MI was performed in wild-type and IL23p19-/- mice. Thirty-day mortality, hemodynamic function 4 days after MI and myocardial inflammation, and remodeling 4 and 30 days after MI were examined. Differentiation of fibroblasts from infarcted and noninfarcted hearts into myofibroblasts was examined under basal conditions and after stimulation with interferon-γ, IL-17α and IL-23. Interleukin-23p19-/- mice showed higher expression of proinflammatory cytokines and immune cell infiltration in the scar early after MI compared with wild-type mice. A stronger interferon-γ/Th1 reaction seemed to be responsible for the increased inflammation under IL-23 deficiency. Expression of α-smooth muscle actin (α-SMA), collagen I and III was significantly higher in the heart tissue and isolated cardiac fibroblasts 4 days after MI in the wild-type mice.
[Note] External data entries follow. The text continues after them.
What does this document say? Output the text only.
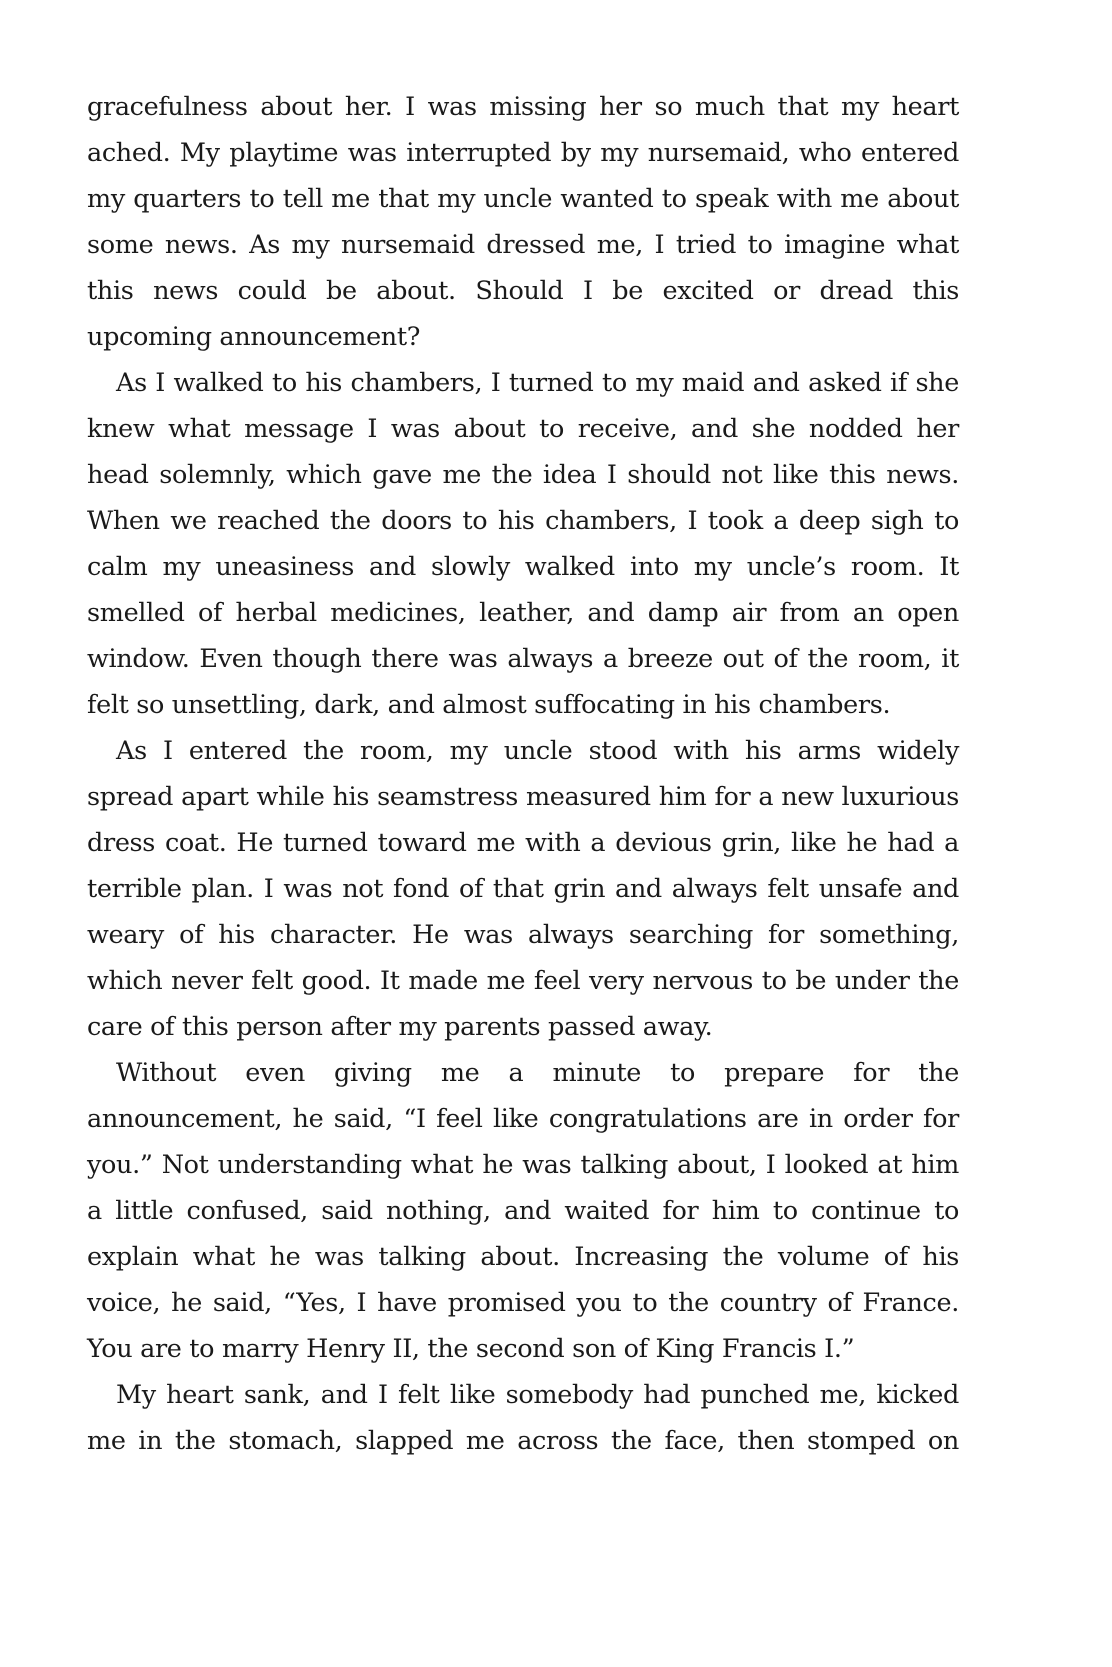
gracefulness about her. I was missing her so much that my heart ached. My playtime was interrupted by my nursemaid, who entered my quarters to tell me that my uncle wanted to speak with me about some news. As my nursemaid dressed me, I tried to imagine what this news could be about. Should I be excited or dread this upcoming announcement?

As I walked to his chambers, I turned to my maid and asked if she knew what message I was about to receive, and she nodded her head solemnly, which gave me the idea I should not like this news. When we reached the doors to his chambers, I took a deep sigh to calm my uneasiness and slowly walked into my uncle’s room. It smelled of herbal medicines, leather, and damp air from an open window. Even though there was always a breeze out of the room, it felt so unsettling, dark, and almost suffocating in his chambers.

As I entered the room, my uncle stood with his arms widely spread apart while his seamstress measured him for a new luxurious dress coat. He turned toward me with a devious grin, like he had a terrible plan. I was not fond of that grin and always felt unsafe and weary of his character. He was always searching for something, which never felt good. It made me feel very nervous to be under the care of this person after my parents passed away.

Without even giving me a minute to prepare for the announcement, he said, “I feel like congratulations are in order for you.” Not understanding what he was talking about, I looked at him a little confused, said nothing, and waited for him to continue to explain what he was talking about. Increasing the volume of his voice, he said, “Yes, I have promised you to the country of France. You are to marry Henry II, the second son of King Francis I.”

My heart sank, and I felt like somebody had punched me, kicked me in the stomach, slapped me across the face, then stomped on
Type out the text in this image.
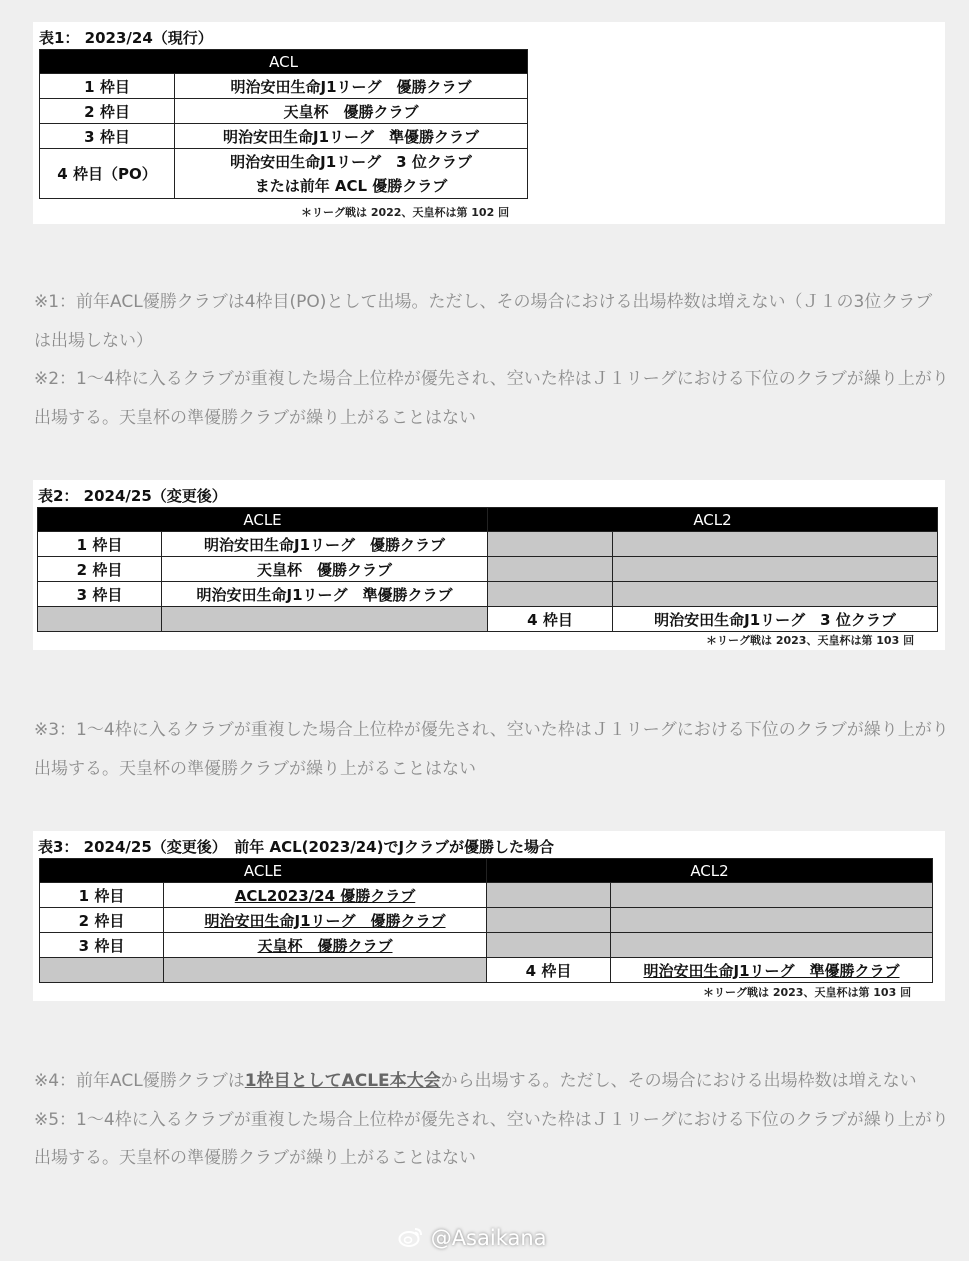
表1： 2023/24（現行）
ACL	
1 枠目	明治安田生命J1リーグ　優勝クラブ
2 枠目	天皇杯　優勝クラブ
3 枠目	明治安田生命J1リーグ　準優勝クラブ
4 枠目（PO）	明治安田生命J1リーグ　3 位クラブ
または前年 ACL 優勝クラブ
＊リーグ戦は 2022、天皇杯は第 102 回

※1：前年ACL優勝クラブは4枠目(PO)として出場。ただし、その場合における出場枠数は増えない（Ｊ１の3位クラブは出場しない）

※2：1〜4枠に入るクラブが重複した場合上位枠が優先され、空いた枠はＪ１リーグにおける下位のクラブが繰り上がり出場する。天皇杯の準優勝クラブが繰り上がることはない

表2： 2024/25（変更後）
ACLE		ACL2	
1 枠目	明治安田生命J1リーグ　優勝クラブ		
2 枠目	天皇杯　優勝クラブ		
3 枠目	明治安田生命J1リーグ　準優勝クラブ		
		4 枠目	明治安田生命J1リーグ　3 位クラブ
＊リーグ戦は 2023、天皇杯は第 103 回

※3：1〜4枠に入るクラブが重複した場合上位枠が優先され、空いた枠はＪ１リーグにおける下位のクラブが繰り上がり出場する。天皇杯の準優勝クラブが繰り上がることはない

表3： 2024/25（変更後）　前年 ACL(2023/24)でJクラブが優勝した場合
ACLE		ACL2	
1 枠目	ACL2023/24 優勝クラブ		
2 枠目	明治安田生命J1リーグ　優勝クラブ		
3 枠目	天皇杯　優勝クラブ		
		4 枠目	明治安田生命J1リーグ　準優勝クラブ
＊リーグ戦は 2023、天皇杯は第 103 回

※4：前年ACL優勝クラブは1枠目としてACLE本大会から出場する。ただし、その場合における出場枠数は増えない

※5：1〜4枠に入るクラブが重複した場合上位枠が優先され、空いた枠はＪ１リーグにおける下位のクラブが繰り上がり出場する。天皇杯の準優勝クラブが繰り上がることはない

@Asaikana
Interleukin-23p19-/- mice showed impaired healing compared with wild-type mice, as seen by significantly higher mortality because of ventricular rupture (40% higher after 30 days) and stronger left ventricular dilation early after MI. Stimulation of cardiac fibroblasts with interferon-γ, the main Th1 cytokine, but not with IL-23 or IL-17α, led to a significant downregulation of α-smooth muscle actin, collagen I and III and decreased migration and differentiation to myofibroblasts.
IL-23 deficiency leads to increased myocardial inflammation and decreased cardiac fibroblast activation, associated with impaired scar formation and adverse remodeling after MI.